From where does the justification for this sentiment come? He says the settlers saw their clearing of the wilderness as an "inherently noble task" even though early on in the chapter he rightfully attempted to convince his reader that those who went out into the wilderness were not Christians with higher ideals who attempted to maintain one foot in religion while placing the other foot on unplowed soil. What happened to the Kagan who wrote,
"Their rigid theocracy required control and obedience and self-restraint, but the expansive North American wilderness created freedom, dissent, independence, and the lust for land. The abundance of land and economic opportunities for men and women of all social stations diverted too many minds from godly to worldly pursuits. It undermined patriarchal hierarchy and shattered orthodoxy. Those who did not like the way the doctrines of Calvinism were construed and enforced in the Massachusetts Bay Colony had only to move up the Connecticut Valley. Within a dozen years after Winthrop’s arrival, Puritan divines were decrying their parishioners’ sinful desire for ever more “elbow-room” in their New World. 'Land! Land! hath been the Idol of many in New-England,' cried Increase Mather. 'They that profess themselves Christians, have foresaken Churches, and Ordinances, and all for land and elbow-room enough in the World.'”

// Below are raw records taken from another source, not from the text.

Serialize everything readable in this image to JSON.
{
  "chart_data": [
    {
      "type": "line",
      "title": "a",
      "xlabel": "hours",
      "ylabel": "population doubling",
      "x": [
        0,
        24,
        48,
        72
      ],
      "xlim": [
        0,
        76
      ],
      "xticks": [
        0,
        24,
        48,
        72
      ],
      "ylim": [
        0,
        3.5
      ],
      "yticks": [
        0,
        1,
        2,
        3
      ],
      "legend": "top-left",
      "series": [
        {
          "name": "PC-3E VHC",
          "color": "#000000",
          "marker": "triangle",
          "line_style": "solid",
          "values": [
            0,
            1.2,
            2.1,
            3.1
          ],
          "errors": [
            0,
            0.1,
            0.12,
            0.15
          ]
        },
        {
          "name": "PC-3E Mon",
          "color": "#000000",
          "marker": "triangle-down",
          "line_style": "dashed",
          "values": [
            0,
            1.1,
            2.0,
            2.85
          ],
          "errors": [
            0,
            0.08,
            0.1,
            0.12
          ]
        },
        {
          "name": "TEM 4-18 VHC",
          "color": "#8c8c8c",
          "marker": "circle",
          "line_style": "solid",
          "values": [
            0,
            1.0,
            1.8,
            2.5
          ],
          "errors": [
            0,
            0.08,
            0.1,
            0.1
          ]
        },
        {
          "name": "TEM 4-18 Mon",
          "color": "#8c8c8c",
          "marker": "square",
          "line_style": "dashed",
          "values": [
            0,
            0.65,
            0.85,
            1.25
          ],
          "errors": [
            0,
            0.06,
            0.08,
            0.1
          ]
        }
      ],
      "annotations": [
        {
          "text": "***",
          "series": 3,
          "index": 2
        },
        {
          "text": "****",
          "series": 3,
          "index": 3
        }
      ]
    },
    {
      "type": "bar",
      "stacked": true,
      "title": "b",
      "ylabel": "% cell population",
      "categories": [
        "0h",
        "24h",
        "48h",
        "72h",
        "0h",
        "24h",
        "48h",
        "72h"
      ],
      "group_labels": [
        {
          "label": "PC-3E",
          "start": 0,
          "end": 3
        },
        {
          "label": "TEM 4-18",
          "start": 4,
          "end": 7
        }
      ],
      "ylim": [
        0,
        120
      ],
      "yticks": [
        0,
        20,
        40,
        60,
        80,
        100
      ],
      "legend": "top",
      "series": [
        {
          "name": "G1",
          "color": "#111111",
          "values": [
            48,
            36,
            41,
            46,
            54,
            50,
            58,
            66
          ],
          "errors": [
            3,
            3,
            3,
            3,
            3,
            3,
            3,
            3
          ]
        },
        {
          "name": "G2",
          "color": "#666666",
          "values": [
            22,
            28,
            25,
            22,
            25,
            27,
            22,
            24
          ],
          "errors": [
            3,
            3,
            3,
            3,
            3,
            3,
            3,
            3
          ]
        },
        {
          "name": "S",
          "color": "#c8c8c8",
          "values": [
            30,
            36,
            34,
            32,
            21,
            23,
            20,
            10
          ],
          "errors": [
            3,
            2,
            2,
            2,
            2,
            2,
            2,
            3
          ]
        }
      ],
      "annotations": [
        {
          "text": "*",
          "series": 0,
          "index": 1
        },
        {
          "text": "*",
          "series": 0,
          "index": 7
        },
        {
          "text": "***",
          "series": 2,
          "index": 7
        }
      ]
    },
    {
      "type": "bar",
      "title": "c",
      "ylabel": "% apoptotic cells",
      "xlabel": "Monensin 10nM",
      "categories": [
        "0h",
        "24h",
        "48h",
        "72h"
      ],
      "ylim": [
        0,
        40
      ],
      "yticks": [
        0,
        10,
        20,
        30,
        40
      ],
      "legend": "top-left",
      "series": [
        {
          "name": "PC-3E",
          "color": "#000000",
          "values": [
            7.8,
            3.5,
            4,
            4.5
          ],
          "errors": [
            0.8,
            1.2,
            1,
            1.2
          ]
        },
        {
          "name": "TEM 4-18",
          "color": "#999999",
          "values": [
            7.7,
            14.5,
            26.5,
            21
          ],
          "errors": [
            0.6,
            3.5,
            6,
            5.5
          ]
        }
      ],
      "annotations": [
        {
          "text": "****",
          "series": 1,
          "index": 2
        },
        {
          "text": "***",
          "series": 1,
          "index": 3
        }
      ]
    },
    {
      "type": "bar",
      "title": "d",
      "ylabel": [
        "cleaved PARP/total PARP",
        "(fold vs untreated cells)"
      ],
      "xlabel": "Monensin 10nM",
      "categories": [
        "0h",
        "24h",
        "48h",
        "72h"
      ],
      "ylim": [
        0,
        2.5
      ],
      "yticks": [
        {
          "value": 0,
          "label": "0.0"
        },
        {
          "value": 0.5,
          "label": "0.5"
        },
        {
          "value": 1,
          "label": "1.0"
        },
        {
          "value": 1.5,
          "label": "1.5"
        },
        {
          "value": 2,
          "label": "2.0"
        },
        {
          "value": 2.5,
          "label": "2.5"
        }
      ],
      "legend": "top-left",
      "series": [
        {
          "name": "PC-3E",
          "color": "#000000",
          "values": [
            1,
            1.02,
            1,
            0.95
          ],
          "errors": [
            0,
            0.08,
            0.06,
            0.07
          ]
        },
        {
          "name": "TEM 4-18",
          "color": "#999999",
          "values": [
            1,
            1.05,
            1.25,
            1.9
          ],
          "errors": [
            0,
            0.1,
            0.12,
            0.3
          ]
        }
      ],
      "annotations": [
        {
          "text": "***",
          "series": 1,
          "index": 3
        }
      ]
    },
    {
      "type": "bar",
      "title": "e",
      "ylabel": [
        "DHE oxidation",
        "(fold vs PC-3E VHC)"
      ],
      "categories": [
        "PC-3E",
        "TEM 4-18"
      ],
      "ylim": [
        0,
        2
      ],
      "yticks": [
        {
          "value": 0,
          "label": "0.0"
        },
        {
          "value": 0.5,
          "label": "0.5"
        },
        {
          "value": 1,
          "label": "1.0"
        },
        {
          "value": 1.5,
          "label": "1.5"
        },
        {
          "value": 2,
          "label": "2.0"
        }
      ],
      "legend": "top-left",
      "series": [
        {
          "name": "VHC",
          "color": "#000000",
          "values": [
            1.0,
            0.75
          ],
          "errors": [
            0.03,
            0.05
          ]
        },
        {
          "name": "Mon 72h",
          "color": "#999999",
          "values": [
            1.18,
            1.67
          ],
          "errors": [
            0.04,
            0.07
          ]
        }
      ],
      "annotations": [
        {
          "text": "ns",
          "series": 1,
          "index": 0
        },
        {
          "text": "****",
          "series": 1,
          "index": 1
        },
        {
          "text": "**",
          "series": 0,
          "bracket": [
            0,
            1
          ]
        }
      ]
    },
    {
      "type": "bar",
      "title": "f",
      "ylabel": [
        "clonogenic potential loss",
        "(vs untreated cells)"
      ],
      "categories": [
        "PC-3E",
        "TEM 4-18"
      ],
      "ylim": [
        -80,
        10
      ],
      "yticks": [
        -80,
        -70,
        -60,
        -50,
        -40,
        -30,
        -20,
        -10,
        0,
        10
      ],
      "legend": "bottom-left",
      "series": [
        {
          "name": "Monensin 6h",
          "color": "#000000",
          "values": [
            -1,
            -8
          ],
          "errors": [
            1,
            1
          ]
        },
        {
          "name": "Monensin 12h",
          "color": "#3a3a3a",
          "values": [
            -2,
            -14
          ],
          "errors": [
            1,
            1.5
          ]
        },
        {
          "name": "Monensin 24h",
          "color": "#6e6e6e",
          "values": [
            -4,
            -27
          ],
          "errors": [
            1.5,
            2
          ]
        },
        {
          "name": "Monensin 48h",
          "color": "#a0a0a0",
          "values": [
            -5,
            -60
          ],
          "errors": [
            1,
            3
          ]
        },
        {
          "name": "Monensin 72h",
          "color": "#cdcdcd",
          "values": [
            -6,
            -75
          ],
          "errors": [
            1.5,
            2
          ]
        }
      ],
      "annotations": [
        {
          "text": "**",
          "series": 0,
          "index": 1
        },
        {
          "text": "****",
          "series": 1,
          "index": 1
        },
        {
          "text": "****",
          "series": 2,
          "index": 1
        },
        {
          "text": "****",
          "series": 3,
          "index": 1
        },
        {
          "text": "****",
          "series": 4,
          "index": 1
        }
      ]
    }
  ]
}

It seems to me that Kagan felt the same pull that American and British politicians did when seeing their materialistic, land-grabbing constituents. Unlike the frontiersmen, politicians were educated and powerful men, and they were also, at least publicly, religious. Politicians were pressured to pander to both the urbanites who had established churches as the center of their communities and the frontier squatters who abandoned religious community for economic prosperity. I believe that it was under this pressure that they promoted the idea of nobly advancing our civilization westward. For armed with this rationale, they could remain palatable to the church-goer while sending armed troops to help secure the frontiersmen's ill-gotten land.

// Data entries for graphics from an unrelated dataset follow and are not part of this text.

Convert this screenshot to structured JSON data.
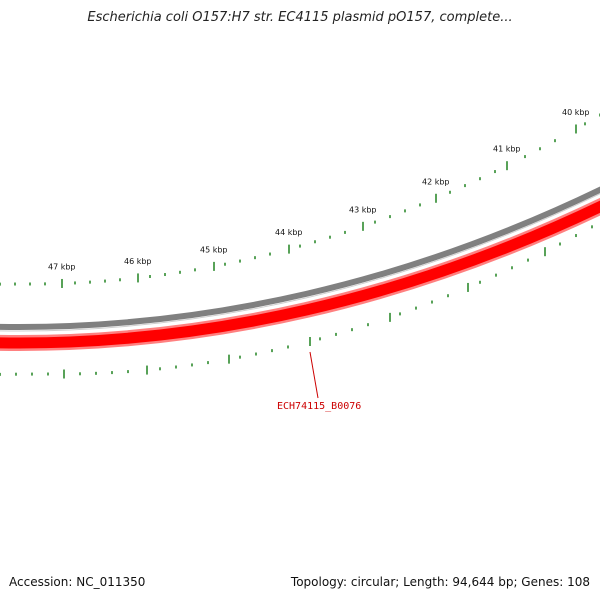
{
  "title": "Escherichia coli O157:H7 str. EC4115 plasmid pO157, complete...",
  "footer": {
    "accession": "Accession: NC_011350",
    "summary": "Topology: circular; Length: 94,644 bp; Genes: 108"
  },
  "ruler": {
    "labels": [
      "40 kbp",
      "41 kbp",
      "42 kbp",
      "43 kbp",
      "44 kbp",
      "45 kbp",
      "46 kbp",
      "47 kbp"
    ],
    "tick_color": "#2e8b2e"
  },
  "tracks": {
    "backbone_color": "#808080",
    "gene_color": "#ff0000",
    "gene_halo_color": "#ff8080"
  },
  "gene_annotation": {
    "label": "ECH74115_B0076",
    "color": "#cc0000"
  }
}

The poor rural family could care less about the betterment of society or their place in the larger social network. They wanted economic autonomy and were willing to forgo the benefits of religious community and the relative safety of the cities to obtain it.

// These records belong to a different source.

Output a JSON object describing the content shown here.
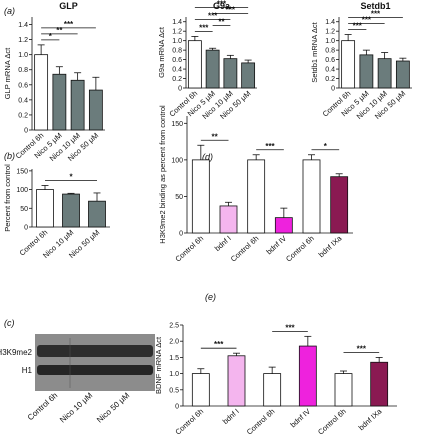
{
  "chart_data": [
    {
      "id": "a1",
      "panel_label": "(a)",
      "type": "bar",
      "title": "GLP",
      "ylabel": "GLP mRNA Δct",
      "categories": [
        "Control 6h",
        "Nico 5 μM",
        "Nico 10 μM",
        "Nico 50 μM"
      ],
      "values": [
        1.0,
        0.74,
        0.66,
        0.53
      ],
      "errors": [
        0.13,
        0.1,
        0.1,
        0.17
      ],
      "colors": [
        "#ffffff",
        "#6b7c7c",
        "#6b7c7c",
        "#6b7c7c"
      ],
      "ylim": [
        0,
        1.5
      ],
      "yticks": [
        0,
        0.2,
        0.4,
        0.6,
        0.8,
        1.0,
        1.2,
        1.4
      ],
      "ytick_labels": [
        "0",
        "0.2",
        "0.4",
        "0.6",
        "0.8",
        "1.0",
        "1.2",
        "1.4"
      ],
      "significance": [
        {
          "from": 0,
          "to": 1,
          "label": "*"
        },
        {
          "from": 0,
          "to": 2,
          "label": "**"
        },
        {
          "from": 0,
          "to": 3,
          "label": "***"
        }
      ]
    },
    {
      "id": "a2",
      "type": "bar",
      "title": "G9a",
      "ylabel": "G9a mRNA Δct",
      "categories": [
        "Control 6h",
        "Nico 5 μM",
        "Nico 10 μM",
        "Nico 50 μM"
      ],
      "values": [
        1.0,
        0.8,
        0.62,
        0.53
      ],
      "errors": [
        0.09,
        0.04,
        0.07,
        0.06
      ],
      "colors": [
        "#ffffff",
        "#6b7c7c",
        "#6b7c7c",
        "#6b7c7c"
      ],
      "ylim": [
        0,
        1.5
      ],
      "yticks": [
        0,
        0.2,
        0.4,
        0.6,
        0.8,
        1.0,
        1.2,
        1.4
      ],
      "ytick_labels": [
        "0",
        "0.2",
        "0.4",
        "0.6",
        "0.8",
        "1.0",
        "1.2",
        "1.4"
      ],
      "significance": [
        {
          "from": 0,
          "to": 1,
          "label": "***"
        },
        {
          "from": 1,
          "to": 2,
          "label": "**"
        },
        {
          "from": 0,
          "to": 2,
          "label": "***"
        },
        {
          "from": 1,
          "to": 3,
          "label": "***"
        },
        {
          "from": 0,
          "to": 3,
          "label": "***"
        }
      ]
    },
    {
      "id": "a3",
      "type": "bar",
      "title": "Setdb1",
      "ylabel": "Setdb1 mRNA Δct",
      "categories": [
        "Control 6h",
        "Nico 5 μM",
        "Nico 10 μM",
        "Nico 50 μM"
      ],
      "values": [
        1.0,
        0.7,
        0.62,
        0.57
      ],
      "errors": [
        0.13,
        0.1,
        0.13,
        0.06
      ],
      "colors": [
        "#ffffff",
        "#6b7c7c",
        "#6b7c7c",
        "#6b7c7c"
      ],
      "ylim": [
        0,
        1.5
      ],
      "yticks": [
        0,
        0.2,
        0.4,
        0.6,
        0.8,
        1.0,
        1.2,
        1.4
      ],
      "ytick_labels": [
        "0",
        "0.2",
        "0.4",
        "0.6",
        "0.8",
        "1.0",
        "1.2",
        "1.4"
      ],
      "significance": [
        {
          "from": 0,
          "to": 1,
          "label": "***"
        },
        {
          "from": 0,
          "to": 2,
          "label": "***"
        },
        {
          "from": 0,
          "to": 3,
          "label": "***"
        }
      ]
    },
    {
      "id": "b",
      "panel_label": "(b)",
      "type": "bar",
      "title": "",
      "ylabel": "Percent from control",
      "categories": [
        "Control 6h",
        "Nico 10 μM",
        "Nico 50 μM"
      ],
      "values": [
        100,
        88,
        69
      ],
      "errors": [
        11,
        2,
        22
      ],
      "colors": [
        "#ffffff",
        "#6b7c7c",
        "#6b7c7c"
      ],
      "ylim": [
        0,
        155
      ],
      "yticks": [
        0,
        50,
        100,
        150
      ],
      "ytick_labels": [
        "0",
        "50",
        "100",
        "150"
      ],
      "significance": [
        {
          "from": 0,
          "to": 2,
          "label": "*"
        }
      ]
    },
    {
      "id": "d",
      "panel_label": "(d)",
      "type": "bar",
      "title": "",
      "ylabel": "H3K9me2 binding as percent from control",
      "categories": [
        "Control 6h",
        "bdnf I",
        "Control 6h",
        "bdnf IV",
        "Control 6h",
        "bdnf IXa"
      ],
      "values": [
        100,
        37,
        100,
        21,
        100,
        77
      ],
      "errors": [
        20,
        5,
        7,
        13,
        7,
        4
      ],
      "colors": [
        "#ffffff",
        "#f4b5ee",
        "#ffffff",
        "#ee22dd",
        "#ffffff",
        "#8a1a52"
      ],
      "ylim": [
        0,
        160
      ],
      "yticks": [
        0,
        50,
        100,
        150
      ],
      "ytick_labels": [
        "0",
        "50",
        "100",
        "150"
      ],
      "significance": [
        {
          "from": 0,
          "to": 1,
          "label": "**"
        },
        {
          "from": 2,
          "to": 3,
          "label": "***"
        },
        {
          "from": 4,
          "to": 5,
          "label": "*"
        }
      ]
    },
    {
      "id": "e",
      "panel_label": "(e)",
      "type": "bar",
      "title": "",
      "ylabel": "BDNF mRNA Δct",
      "categories": [
        "Control 6h",
        "bdnf I",
        "Control 6h",
        "bdnf IV",
        "Control 6h",
        "bdnf IXa"
      ],
      "values": [
        1.0,
        1.55,
        1.0,
        1.85,
        1.0,
        1.35
      ],
      "errors": [
        0.15,
        0.08,
        0.2,
        0.3,
        0.08,
        0.15
      ],
      "colors": [
        "#ffffff",
        "#f4b5ee",
        "#ffffff",
        "#ee22dd",
        "#ffffff",
        "#8a1a52"
      ],
      "ylim": [
        0,
        2.5
      ],
      "yticks": [
        0,
        0.5,
        1.0,
        1.5,
        2.0,
        2.5
      ],
      "ytick_labels": [
        "0",
        "0.5",
        "1.0",
        "1.5",
        "2.0",
        "2.5"
      ],
      "significance": [
        {
          "from": 0,
          "to": 1,
          "label": "***"
        },
        {
          "from": 2,
          "to": 3,
          "label": "***"
        },
        {
          "from": 4,
          "to": 5,
          "label": "***"
        }
      ]
    }
  ],
  "blot": {
    "panel_label": "(c)",
    "band_labels": [
      "H3K9me2",
      "H1"
    ],
    "lane_labels": [
      "Control 6h",
      "Nico 10 μM",
      "Nico 50 μM"
    ]
  }
}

No one killed an Indian because they believed they were of a higher culture and it was therefore their moral duty. In the heat of the moment, they killed Indians because if they didn't, the Indians would kill them. After the fighting passed, when facing inquisitors they may have come up with something akin to, "hey we're Christians and we're promoting a free society," but I have a hard time believing that those noble ideals were even close to the real motives.

I'm very interested to see where Kagan takes this in future chapters. If he ends up just doing the typical baptizing of American foreign policy by saying that higher motives drove our interaction with other nation-states, I think I'll end up disagreeing with him. I tend to believe the economic interests almost always get the ball rolling and religious justification only comes about after the fact when leaders have to justify their actions (or the actions of their constituents) to the masses.

I, however, would love to hear what Kagan has to say if returns to his basic notion about how greed is the primary motivator. He's got some good insights, and as long as he doesn't loose sight of his premise, he probably has a lot of good stuff to say.